PENYELESAIAN
SENGKETA KONSUMEN
Apabila
terjadi pelanggaran terhadap hak atau kepentingan konsumen, maka pihak yang
merasa dirugikan kepentinggannya dapat mengajukan gugatan, sebagaimana adanya
asas hukum yang berbunyi point d’interet,
point d action (tiada kepentingan, maka tidak ada aksi) menggambarkan bahwa
gugatan diajukan untuk mempertahankan hak (kepentingan) orang atau badan hukum
yang dilanggar. Oleh karena itu, apabila seseorang tidak mempunyai kepentingan,
maka ia tidak dapat mengajukan gugatan. Pada umumnya, suatu gugatan diajukan
oleh seseorang atau beberapa orang pribadi untuk kepentingan mereka, atau juga
oleh satu atau beberapa badan hukum untuk kepentingan badan hukum itu sendiri,
yang dapat diwakilkan kepada seseorang atau beberapa orang kuasa.
1. Pengertian
Sengketa Konsumen
Dengan maraknya
kegiatan bisnis, tidak mungkin dihindari terjadinya sengketa (dispute/difference) diantara para pihak
yang terlibat, selain itu ketidaktaatan pada isi transaksi konsumen, kewajiban
serta larangan sebagaimana diatur di dalam Undang-undang Nomor 8 tahun 1999
tentang Perlindungan Konsumen dapat melahirkan sengketa antara pelaku usaha dan
konsumen.

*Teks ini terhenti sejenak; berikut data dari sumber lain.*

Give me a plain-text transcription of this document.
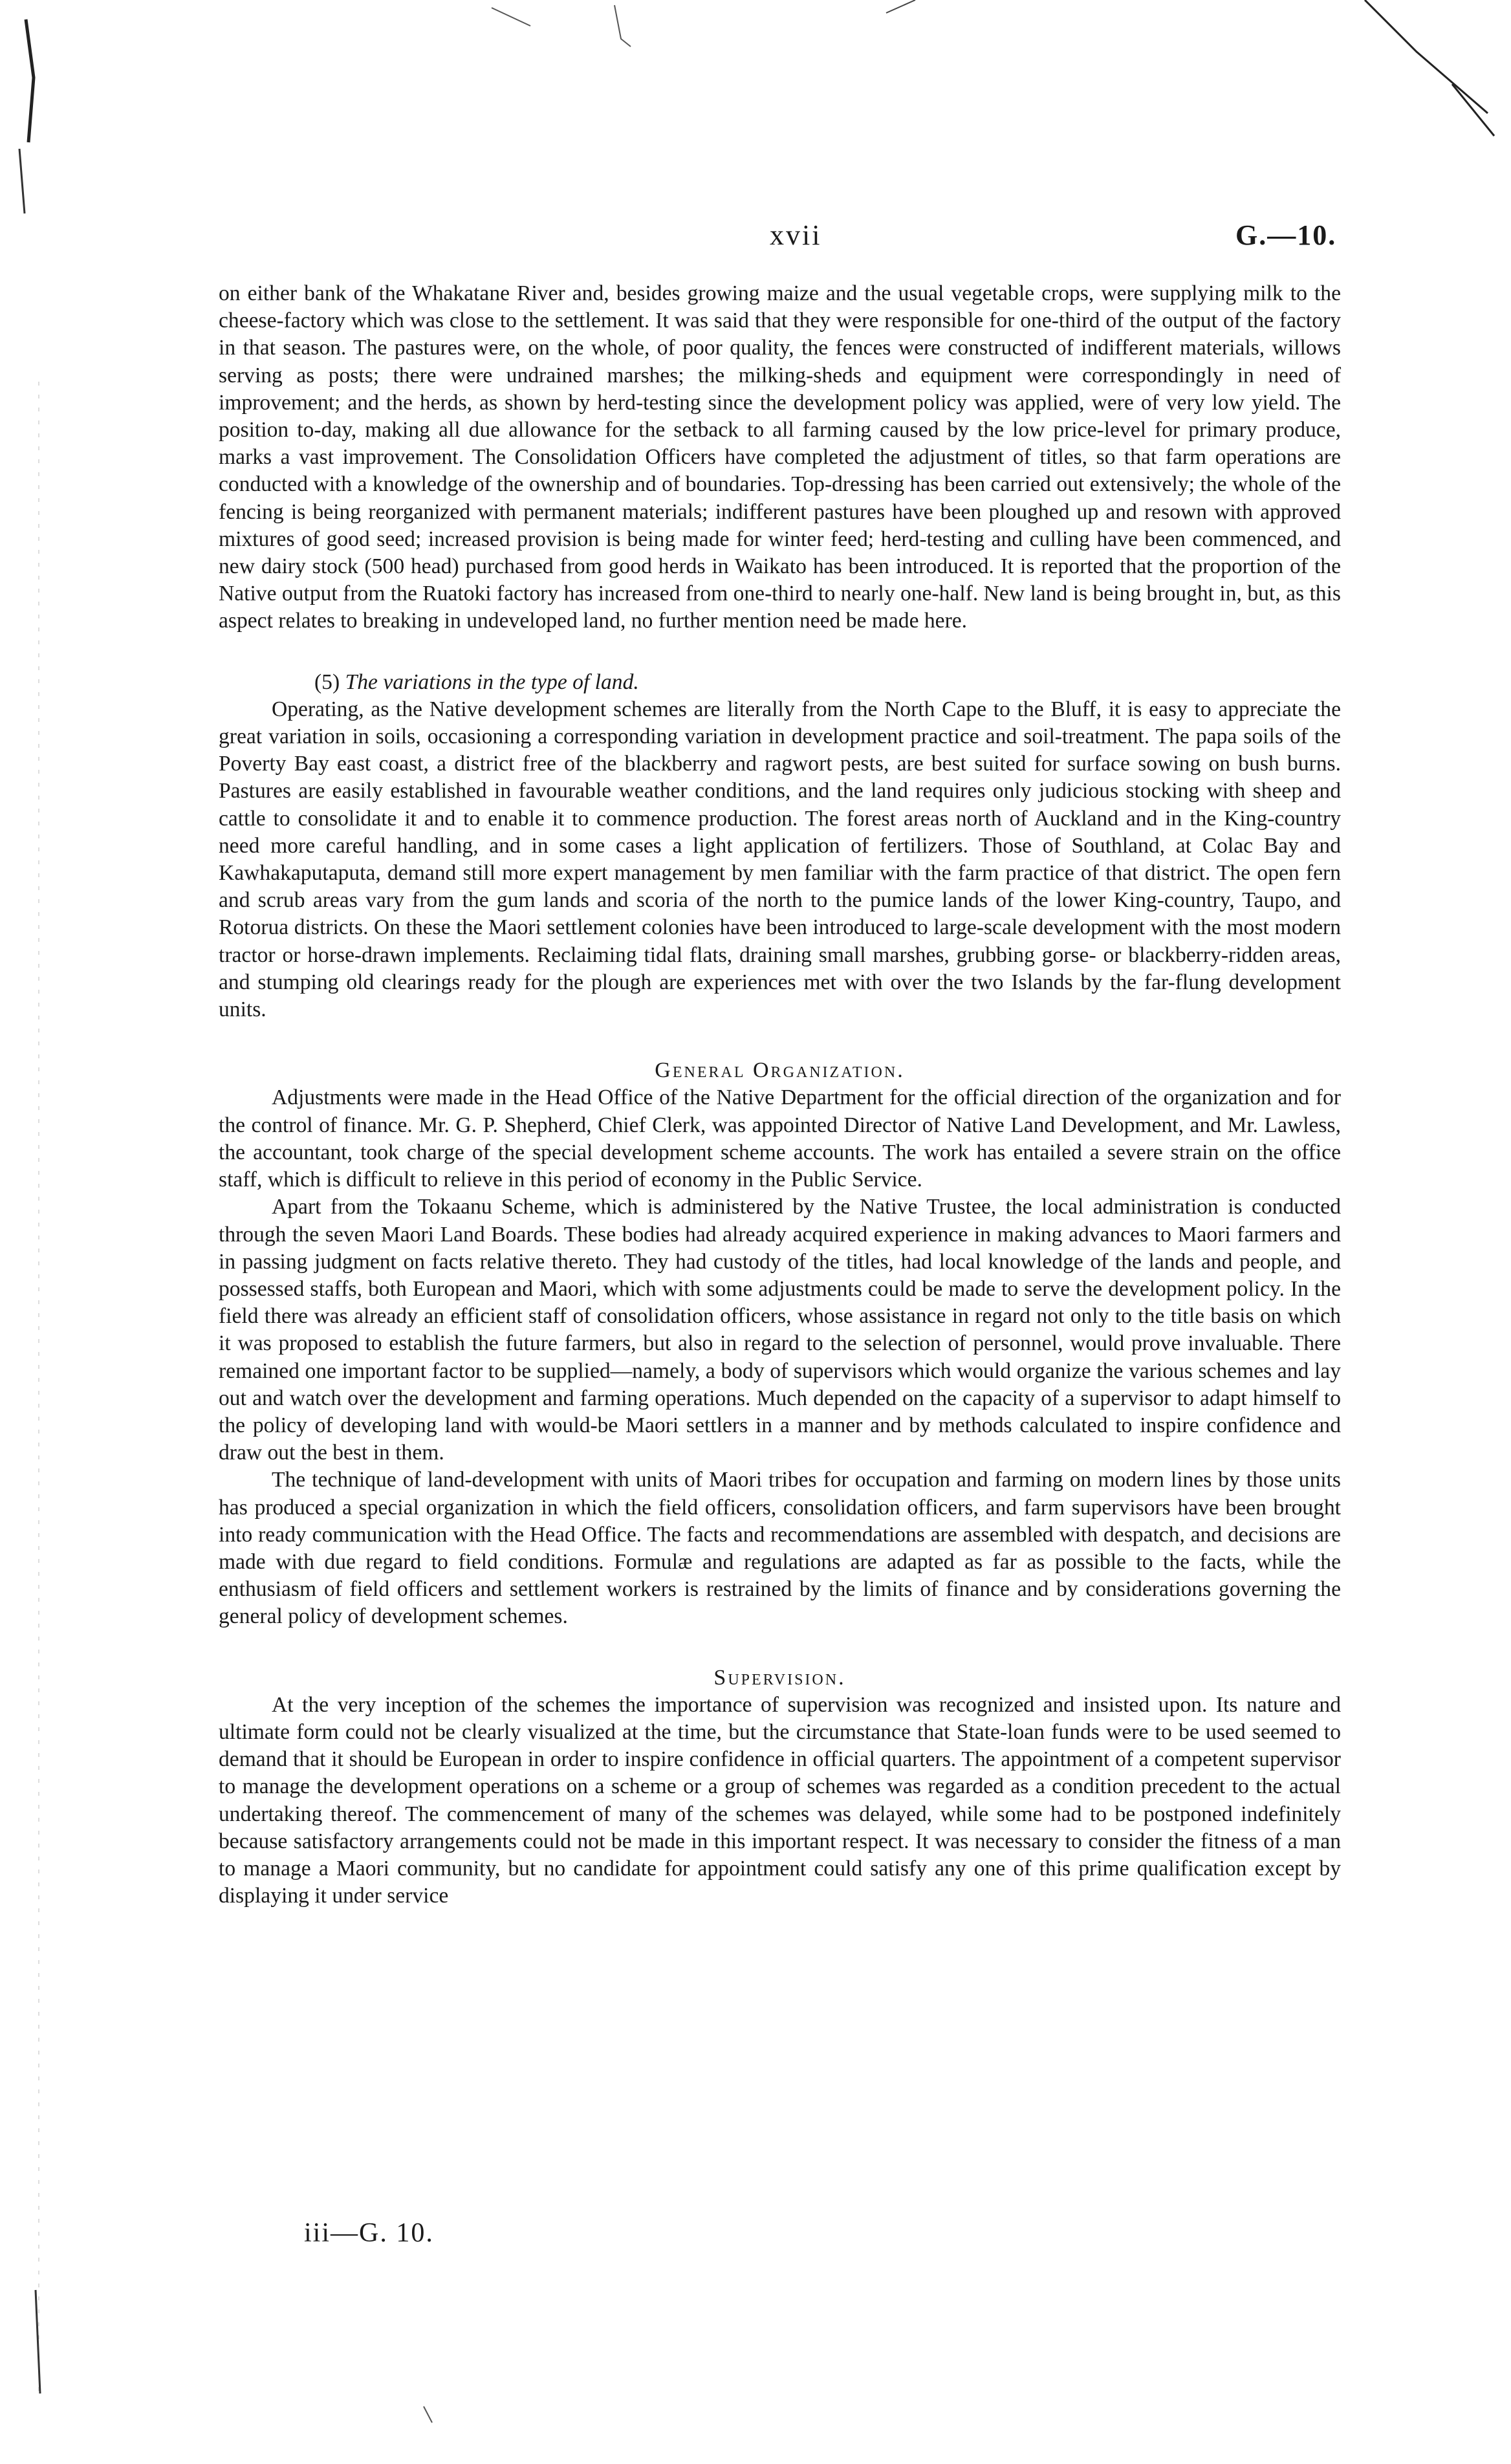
xvii	G.—10.

on either bank of the Whakatane River and, besides growing maize and the usual vegetable crops, were supplying milk to the cheese-factory which was close to the settlement. It was said that they were responsible for one-third of the output of the factory in that season. The pastures were, on the whole, of poor quality, the fences were constructed of indifferent materials, willows serving as posts; there were undrained marshes; the milking-sheds and equipment were correspondingly in need of improvement; and the herds, as shown by herd-testing since the development policy was applied, were of very low yield. The position to-day, making all due allowance for the setback to all farming caused by the low price-level for primary produce, marks a vast improvement. The Consolidation Officers have completed the adjustment of titles, so that farm operations are conducted with a knowledge of the ownership and of boundaries. Top-dressing has been carried out extensively; the whole of the fencing is being reorganized with permanent materials; indifferent pastures have been ploughed up and resown with approved mixtures of good seed; increased provision is being made for winter feed; herd-testing and culling have been commenced, and new dairy stock (500 head) purchased from good herds in Waikato has been introduced. It is reported that the proportion of the Native output from the Ruatoki factory has increased from one-third to nearly one-half. New land is being brought in, but, as this aspect relates to breaking in undeveloped land, no further mention need be made here.

(5) The variations in the type of land.

Operating, as the Native development schemes are literally from the North Cape to the Bluff, it is easy to appreciate the great variation in soils, occasioning a corresponding variation in development practice and soil-treatment. The papa soils of the Poverty Bay east coast, a district free of the blackberry and ragwort pests, are best suited for surface sowing on bush burns. Pastures are easily established in favourable weather conditions, and the land requires only judicious stocking with sheep and cattle to consolidate it and to enable it to commence production. The forest areas north of Auckland and in the King-country need more careful handling, and in some cases a light application of fertilizers. Those of Southland, at Colac Bay and Kawhakaputaputa, demand still more expert management by men familiar with the farm practice of that district. The open fern and scrub areas vary from the gum lands and scoria of the north to the pumice lands of the lower King-country, Taupo, and Rotorua districts. On these the Maori settlement colonies have been introduced to large-scale development with the most modern tractor or horse-drawn implements. Reclaiming tidal flats, draining small marshes, grubbing gorse- or blackberry-ridden areas, and stumping old clearings ready for the plough are experiences met with over the two Islands by the far-flung development units.

General Organization.

Adjustments were made in the Head Office of the Native Department for the official direction of the organization and for the control of finance. Mr. G. P. Shepherd, Chief Clerk, was appointed Director of Native Land Development, and Mr. Lawless, the accountant, took charge of the special development scheme accounts. The work has entailed a severe strain on the office staff, which is difficult to relieve in this period of economy in the Public Service.

Apart from the Tokaanu Scheme, which is administered by the Native Trustee, the local administration is conducted through the seven Maori Land Boards. These bodies had already acquired experience in making advances to Maori farmers and in passing judgment on facts relative thereto. They had custody of the titles, had local knowledge of the lands and people, and possessed staffs, both European and Maori, which with some adjustments could be made to serve the development policy. In the field there was already an efficient staff of consolidation officers, whose assistance in regard not only to the title basis on which it was proposed to establish the future farmers, but also in regard to the selection of personnel, would prove invaluable. There remained one important factor to be supplied—namely, a body of supervisors which would organize the various schemes and lay out and watch over the development and farming operations. Much depended on the capacity of a supervisor to adapt himself to the policy of developing land with would-be Maori settlers in a manner and by methods calculated to inspire confidence and draw out the best in them.

The technique of land-development with units of Maori tribes for occupation and farming on modern lines by those units has produced a special organization in which the field officers, consolidation officers, and farm supervisors have been brought into ready communication with the Head Office. The facts and recommendations are assembled with despatch, and decisions are made with due regard to field conditions. Formulæ and regulations are adapted as far as possible to the facts, while the enthusiasm of field officers and settlement workers is restrained by the limits of finance and by considerations governing the general policy of development schemes.

Supervision.

At the very inception of the schemes the importance of supervision was recognized and insisted upon. Its nature and ultimate form could not be clearly visualized at the time, but the circumstance that State-loan funds were to be used seemed to demand that it should be European in order to inspire confidence in official quarters. The appointment of a competent supervisor to manage the development operations on a scheme or a group of schemes was regarded as a condition precedent to the actual undertaking thereof. The commencement of many of the schemes was delayed, while some had to be postponed indefinitely because satisfactory arrangements could not be made in this important respect. It was necessary to consider the fitness of a man to manage a Maori community, but no candidate for appointment could satisfy any one of this prime qualification except by displaying it under service

iii—G. 10.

Sengketa itu dapat berupa salah satu pihak tidak mendapatkan atau
menikmati apa yang seharusnya menjadi haknya karena pihak lawan tidak memenuhi
kewajibannya. Misalnya, pembeli tidak memperoleh barang sesuai dengan
pesanannya, atau pembeli tidak mendapat pelayanan sebagaimana telah disepakati,
atau penjual tidak mendapatkan pembayaran sesuai dengan haknya. Jadi yang
dimaksud sengketa konsumen dalam hal ini adalah sengketa yang timbul antara
pelaku usaha dan konsumen yang berawal dari transaksi konsumen. Jadi apabila sengketa sesama pelaku usaha bukanlah termasuk
sengketa konsumen. Dalam hal ini sengketa konsumen dapat bersumber dari dua
hal, yaitu:
a. Pelaku usaha
tidak melaksanakan kewajiban hukumnya sebagaimana diatur dalam undang-undang.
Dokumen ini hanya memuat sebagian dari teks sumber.